La sornette de la rainette

par C’est Nabum
samedi 12 février 2022

La grande flèche.

Une grenouille, lasse de fréquenter les zones humides, les marais et les étangs de Sologne se résolut à tenter l'aventure de la grande ville. Elle si rieuse, voulait rencontrer plus de monde, persuadée qu'elle aurait l'occasion de se faire des amis, de rencontrer des congénères mais aussi d'autres animaux, pour enrichir sa culture et s'ouvrir à la diversité.

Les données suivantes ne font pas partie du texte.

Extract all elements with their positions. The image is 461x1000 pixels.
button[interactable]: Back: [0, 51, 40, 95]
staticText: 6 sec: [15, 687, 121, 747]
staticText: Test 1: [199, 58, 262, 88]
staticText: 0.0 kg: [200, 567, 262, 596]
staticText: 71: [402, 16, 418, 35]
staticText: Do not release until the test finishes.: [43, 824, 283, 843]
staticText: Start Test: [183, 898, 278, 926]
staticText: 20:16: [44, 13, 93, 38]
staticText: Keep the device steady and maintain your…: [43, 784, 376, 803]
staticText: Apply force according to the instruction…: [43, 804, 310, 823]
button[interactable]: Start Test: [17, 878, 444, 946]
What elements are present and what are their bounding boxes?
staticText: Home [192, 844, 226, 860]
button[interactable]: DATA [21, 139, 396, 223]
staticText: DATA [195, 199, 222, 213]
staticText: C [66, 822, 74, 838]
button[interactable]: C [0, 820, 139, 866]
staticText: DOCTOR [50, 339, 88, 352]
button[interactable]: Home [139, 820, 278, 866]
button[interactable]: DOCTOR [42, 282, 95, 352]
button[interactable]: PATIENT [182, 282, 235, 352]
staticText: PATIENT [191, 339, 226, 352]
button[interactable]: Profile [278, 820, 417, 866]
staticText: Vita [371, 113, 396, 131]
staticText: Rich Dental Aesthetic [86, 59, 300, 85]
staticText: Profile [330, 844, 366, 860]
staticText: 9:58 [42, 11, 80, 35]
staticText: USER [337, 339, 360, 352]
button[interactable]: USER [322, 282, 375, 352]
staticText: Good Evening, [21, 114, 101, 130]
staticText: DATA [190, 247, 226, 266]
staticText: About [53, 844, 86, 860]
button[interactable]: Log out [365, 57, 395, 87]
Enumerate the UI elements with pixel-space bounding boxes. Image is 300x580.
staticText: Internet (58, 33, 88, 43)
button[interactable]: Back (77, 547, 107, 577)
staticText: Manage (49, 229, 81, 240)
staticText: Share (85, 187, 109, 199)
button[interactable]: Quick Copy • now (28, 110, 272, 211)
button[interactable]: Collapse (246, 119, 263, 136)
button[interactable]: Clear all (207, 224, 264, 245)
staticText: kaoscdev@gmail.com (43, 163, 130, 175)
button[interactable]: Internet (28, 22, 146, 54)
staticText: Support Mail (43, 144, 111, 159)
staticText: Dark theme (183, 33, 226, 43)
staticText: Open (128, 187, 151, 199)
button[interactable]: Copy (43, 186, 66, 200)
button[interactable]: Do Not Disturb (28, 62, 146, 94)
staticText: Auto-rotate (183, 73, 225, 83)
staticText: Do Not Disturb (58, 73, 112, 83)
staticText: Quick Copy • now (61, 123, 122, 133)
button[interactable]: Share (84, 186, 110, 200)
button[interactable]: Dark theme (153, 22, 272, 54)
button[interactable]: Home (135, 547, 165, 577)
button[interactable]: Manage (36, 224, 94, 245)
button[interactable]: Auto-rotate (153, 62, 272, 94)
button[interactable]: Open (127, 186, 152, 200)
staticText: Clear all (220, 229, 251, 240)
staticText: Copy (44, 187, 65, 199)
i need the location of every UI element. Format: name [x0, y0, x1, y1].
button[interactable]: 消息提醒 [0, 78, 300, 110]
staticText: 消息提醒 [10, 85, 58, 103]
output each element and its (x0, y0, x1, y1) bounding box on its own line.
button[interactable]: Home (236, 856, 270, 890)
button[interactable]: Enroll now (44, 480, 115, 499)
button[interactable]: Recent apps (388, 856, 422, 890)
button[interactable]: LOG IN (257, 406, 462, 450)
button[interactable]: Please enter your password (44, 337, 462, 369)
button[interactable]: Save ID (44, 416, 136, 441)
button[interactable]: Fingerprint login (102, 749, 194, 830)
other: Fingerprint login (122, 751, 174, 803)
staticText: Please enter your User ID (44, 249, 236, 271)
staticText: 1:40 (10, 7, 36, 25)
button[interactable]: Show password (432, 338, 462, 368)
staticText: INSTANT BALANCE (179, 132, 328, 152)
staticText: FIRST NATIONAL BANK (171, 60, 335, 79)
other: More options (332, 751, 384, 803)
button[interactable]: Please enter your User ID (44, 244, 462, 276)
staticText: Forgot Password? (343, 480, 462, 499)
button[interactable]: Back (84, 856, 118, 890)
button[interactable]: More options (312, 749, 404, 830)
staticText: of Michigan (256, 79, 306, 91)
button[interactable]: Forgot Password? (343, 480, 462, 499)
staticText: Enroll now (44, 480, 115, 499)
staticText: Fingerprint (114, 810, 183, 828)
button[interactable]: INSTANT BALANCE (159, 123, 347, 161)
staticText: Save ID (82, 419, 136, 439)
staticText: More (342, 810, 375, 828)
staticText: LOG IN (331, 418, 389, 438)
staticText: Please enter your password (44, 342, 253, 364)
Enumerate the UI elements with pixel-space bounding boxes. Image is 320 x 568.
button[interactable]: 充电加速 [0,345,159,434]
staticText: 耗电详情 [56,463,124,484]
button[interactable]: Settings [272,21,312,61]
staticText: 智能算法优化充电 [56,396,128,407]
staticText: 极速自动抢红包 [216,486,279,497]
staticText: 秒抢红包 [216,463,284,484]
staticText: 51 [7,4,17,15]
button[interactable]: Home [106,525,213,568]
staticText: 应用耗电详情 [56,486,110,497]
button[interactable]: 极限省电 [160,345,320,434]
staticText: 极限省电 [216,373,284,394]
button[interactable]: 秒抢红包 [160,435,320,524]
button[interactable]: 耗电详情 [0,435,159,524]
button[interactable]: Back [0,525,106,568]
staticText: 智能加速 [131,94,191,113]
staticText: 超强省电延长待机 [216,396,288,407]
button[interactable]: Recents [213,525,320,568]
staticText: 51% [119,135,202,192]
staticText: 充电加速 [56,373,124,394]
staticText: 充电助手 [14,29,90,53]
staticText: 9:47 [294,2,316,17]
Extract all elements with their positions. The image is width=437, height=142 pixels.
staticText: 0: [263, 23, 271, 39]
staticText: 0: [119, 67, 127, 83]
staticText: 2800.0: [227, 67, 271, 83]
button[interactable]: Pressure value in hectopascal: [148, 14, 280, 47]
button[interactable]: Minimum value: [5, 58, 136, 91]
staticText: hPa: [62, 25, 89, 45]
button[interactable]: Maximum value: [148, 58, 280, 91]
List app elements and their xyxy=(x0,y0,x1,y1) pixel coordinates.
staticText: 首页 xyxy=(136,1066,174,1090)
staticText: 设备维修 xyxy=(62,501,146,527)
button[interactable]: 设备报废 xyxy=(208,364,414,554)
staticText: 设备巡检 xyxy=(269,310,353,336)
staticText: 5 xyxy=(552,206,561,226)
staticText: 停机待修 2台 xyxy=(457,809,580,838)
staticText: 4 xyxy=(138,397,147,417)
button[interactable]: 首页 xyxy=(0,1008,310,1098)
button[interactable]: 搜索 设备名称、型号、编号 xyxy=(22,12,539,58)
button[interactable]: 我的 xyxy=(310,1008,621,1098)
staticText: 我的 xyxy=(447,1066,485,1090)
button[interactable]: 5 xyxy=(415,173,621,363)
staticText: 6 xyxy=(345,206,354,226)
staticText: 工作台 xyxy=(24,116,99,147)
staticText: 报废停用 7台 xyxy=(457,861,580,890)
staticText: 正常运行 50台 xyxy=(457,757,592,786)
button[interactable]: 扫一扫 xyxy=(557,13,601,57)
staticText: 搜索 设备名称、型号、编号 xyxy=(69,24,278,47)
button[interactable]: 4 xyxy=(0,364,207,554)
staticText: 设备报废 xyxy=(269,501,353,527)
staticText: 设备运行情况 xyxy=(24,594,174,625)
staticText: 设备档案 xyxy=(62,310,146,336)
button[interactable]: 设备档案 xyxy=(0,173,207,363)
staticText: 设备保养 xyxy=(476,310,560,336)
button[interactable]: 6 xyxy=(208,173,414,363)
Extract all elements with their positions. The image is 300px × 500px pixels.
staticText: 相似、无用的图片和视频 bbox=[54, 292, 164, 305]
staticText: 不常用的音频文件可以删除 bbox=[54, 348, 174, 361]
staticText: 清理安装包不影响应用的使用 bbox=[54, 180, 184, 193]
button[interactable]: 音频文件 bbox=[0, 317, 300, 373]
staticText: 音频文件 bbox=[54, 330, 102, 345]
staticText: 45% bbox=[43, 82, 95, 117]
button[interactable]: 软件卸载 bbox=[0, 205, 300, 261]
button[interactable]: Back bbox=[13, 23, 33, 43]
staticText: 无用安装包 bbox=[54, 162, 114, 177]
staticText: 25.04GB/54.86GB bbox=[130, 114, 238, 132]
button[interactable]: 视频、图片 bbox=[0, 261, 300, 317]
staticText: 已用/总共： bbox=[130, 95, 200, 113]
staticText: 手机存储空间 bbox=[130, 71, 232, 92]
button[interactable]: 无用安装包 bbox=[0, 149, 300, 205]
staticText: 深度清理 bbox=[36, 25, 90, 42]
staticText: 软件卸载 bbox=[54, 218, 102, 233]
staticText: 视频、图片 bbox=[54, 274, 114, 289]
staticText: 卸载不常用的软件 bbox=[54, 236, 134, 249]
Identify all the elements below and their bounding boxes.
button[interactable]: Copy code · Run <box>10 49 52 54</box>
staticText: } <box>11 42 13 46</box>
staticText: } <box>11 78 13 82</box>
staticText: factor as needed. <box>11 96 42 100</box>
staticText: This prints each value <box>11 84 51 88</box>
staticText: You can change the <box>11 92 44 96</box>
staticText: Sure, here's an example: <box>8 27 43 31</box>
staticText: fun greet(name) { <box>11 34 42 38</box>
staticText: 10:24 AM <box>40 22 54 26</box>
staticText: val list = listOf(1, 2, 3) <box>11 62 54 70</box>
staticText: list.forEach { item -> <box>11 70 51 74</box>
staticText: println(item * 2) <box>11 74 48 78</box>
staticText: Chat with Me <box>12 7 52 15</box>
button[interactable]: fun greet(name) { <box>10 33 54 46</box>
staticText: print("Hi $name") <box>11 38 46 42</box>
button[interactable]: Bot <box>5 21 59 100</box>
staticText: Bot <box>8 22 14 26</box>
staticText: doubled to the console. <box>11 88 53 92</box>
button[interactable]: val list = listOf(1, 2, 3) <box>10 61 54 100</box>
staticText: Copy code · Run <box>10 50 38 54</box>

« Qu'est-ce qui pouvait bien lui avoir mis pareilles sornettes dans la tête ? » s'interrogeaient ses compagnes, plus casanières que notre intrépide aventureuse. Gaby, notre batracienne était la cible de ses congénères qui la langue bien leste, l'accusaient d'avoir la cuisse légère et le diable au corps, remarques perfides qu'elle balayait d'un croassement méprisant.

Elle n'en avait cure, elle devait se mettre en route afin de découvrir un monde nouveau qu'elle imaginait chaleureux, distrayant et accueillant. Seul souci de taille, la ville n'était pas à la porte d'à côté : ce n'était pas en se contentant d'un saut qu'elle réaliserait ce grand bond en avant pour elle.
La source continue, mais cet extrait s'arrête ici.